Next, review the src/nbody_subsystem.h graph. This graph creates four N-Body kernels, a packet splitter kernel, and a packet merger kernel. Review the packet switching feature tutorial to learn more about the packet switching feature in the AI Engine: 04-packet-switching.
The nbody_subsystem graph has two inputs: input_i and input_j. The input_i port is a packet stream that connects to the packet splitter. The packet splitter redirects packets of data to the w_input_i port of each nbody() kernel. Each input_i packet contains a packet header, 224 32-bit data values, and TLAST asserted with the m31 data value. The input_j port is a data stream that broadcasts to all the nbody() kernels (that is, all nbody() kernels receive the same input_j data).
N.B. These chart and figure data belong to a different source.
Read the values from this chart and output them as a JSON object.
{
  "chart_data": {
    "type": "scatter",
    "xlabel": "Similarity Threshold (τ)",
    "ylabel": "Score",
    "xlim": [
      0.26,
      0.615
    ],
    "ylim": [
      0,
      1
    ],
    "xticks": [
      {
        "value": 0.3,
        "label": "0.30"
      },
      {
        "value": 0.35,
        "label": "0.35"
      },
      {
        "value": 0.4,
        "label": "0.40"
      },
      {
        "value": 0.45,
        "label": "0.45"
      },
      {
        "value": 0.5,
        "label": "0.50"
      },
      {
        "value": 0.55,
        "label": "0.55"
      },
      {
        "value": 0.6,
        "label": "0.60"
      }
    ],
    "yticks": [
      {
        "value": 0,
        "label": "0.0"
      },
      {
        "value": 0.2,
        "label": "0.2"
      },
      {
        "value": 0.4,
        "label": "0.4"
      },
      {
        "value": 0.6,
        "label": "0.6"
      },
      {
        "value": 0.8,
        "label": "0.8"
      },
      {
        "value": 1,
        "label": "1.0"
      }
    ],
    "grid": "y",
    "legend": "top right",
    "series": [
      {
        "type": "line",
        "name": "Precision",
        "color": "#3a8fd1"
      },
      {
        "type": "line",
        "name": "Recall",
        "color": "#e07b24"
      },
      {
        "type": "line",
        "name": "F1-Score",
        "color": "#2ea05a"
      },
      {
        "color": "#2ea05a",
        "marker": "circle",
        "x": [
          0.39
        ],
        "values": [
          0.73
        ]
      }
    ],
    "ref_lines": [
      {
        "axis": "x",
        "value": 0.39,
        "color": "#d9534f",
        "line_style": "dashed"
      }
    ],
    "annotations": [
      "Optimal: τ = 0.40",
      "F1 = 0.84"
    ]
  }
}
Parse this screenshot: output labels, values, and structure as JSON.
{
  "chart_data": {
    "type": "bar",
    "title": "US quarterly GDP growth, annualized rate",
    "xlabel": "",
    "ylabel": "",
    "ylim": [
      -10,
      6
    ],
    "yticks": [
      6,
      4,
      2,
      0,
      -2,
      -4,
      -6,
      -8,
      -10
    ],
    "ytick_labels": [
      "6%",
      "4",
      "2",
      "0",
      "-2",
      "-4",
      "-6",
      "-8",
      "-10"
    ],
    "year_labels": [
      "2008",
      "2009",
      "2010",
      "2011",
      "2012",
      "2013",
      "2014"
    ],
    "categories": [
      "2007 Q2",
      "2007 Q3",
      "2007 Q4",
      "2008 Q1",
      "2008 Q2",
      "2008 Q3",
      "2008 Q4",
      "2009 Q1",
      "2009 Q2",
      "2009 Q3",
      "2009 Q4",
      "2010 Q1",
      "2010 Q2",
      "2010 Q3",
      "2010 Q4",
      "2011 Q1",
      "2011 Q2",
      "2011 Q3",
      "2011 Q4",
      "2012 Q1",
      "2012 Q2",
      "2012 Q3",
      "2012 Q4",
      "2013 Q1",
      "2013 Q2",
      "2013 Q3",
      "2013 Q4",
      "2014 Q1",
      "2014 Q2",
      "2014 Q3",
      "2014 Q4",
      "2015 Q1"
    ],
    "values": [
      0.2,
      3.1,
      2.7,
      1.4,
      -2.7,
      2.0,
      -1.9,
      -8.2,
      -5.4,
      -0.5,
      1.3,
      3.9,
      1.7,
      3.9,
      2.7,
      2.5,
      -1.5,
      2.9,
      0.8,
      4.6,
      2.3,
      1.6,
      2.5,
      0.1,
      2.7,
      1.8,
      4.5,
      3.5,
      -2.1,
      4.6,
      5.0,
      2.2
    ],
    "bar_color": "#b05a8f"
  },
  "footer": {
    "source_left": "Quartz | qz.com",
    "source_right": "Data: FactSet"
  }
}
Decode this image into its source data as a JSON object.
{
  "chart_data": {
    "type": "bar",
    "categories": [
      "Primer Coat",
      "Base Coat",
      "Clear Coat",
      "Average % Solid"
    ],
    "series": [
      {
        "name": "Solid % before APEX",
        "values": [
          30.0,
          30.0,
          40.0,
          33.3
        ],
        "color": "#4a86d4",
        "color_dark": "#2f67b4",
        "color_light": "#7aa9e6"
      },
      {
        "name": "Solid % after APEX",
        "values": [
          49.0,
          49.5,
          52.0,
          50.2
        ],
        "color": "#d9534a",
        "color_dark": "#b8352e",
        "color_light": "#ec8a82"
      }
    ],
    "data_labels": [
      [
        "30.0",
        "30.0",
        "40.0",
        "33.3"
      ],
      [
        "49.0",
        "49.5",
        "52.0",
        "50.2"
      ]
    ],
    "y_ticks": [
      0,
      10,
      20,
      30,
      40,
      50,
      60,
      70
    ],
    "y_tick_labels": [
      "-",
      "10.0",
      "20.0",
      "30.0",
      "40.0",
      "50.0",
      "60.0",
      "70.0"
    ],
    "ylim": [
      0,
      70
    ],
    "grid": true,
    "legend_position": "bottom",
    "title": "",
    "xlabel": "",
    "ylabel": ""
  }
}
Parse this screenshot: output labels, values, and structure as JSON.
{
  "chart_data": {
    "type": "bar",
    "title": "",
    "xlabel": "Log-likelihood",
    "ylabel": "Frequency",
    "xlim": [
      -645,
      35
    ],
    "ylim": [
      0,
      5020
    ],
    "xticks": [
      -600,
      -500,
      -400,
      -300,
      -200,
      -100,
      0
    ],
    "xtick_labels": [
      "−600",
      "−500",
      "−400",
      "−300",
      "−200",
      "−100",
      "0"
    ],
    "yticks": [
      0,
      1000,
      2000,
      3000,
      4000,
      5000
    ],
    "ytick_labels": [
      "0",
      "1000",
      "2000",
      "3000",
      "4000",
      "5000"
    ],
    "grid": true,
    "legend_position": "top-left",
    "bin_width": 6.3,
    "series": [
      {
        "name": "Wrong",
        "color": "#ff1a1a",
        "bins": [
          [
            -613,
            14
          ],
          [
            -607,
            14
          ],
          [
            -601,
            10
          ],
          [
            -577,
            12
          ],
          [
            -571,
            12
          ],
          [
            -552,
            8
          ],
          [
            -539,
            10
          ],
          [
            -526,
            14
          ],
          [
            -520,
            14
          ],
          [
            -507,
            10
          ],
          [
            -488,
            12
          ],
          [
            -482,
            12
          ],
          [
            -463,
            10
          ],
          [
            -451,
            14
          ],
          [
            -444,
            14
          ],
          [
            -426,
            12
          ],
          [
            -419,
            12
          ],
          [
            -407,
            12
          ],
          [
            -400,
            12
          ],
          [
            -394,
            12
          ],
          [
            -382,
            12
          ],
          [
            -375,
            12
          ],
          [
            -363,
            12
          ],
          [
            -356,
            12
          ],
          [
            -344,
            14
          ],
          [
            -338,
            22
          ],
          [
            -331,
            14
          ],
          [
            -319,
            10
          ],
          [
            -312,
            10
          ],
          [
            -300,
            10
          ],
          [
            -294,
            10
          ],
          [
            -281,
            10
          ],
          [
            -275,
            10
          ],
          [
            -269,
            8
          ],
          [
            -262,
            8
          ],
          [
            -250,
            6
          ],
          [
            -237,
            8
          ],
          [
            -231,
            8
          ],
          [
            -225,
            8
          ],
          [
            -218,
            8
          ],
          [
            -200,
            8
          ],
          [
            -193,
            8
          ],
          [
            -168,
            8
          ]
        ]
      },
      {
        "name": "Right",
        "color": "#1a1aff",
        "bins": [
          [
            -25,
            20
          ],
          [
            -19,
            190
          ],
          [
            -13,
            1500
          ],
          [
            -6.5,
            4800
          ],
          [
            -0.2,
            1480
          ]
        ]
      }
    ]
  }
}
The nbody() kernels perform their computations and generate the new w_output_i data which merges into a single stream of packets, resulting in the output of the nbody_subsystem graph output_i.
Name |
Number of 32-bit Data Values |
Window Size (bytes) |
|---|---|---|
input_i |
224 * 4 = 896 |
896 * 4 = 3584 bytes |
input_j |
128 |
128 * 4 = 512 bytes |
output_i |
224 * 4 = 896 |
896 * 4 = 3584 bytes |
A single instance of the nbody_subsystem graph can simulate 128 particles using four AI Engine tiles.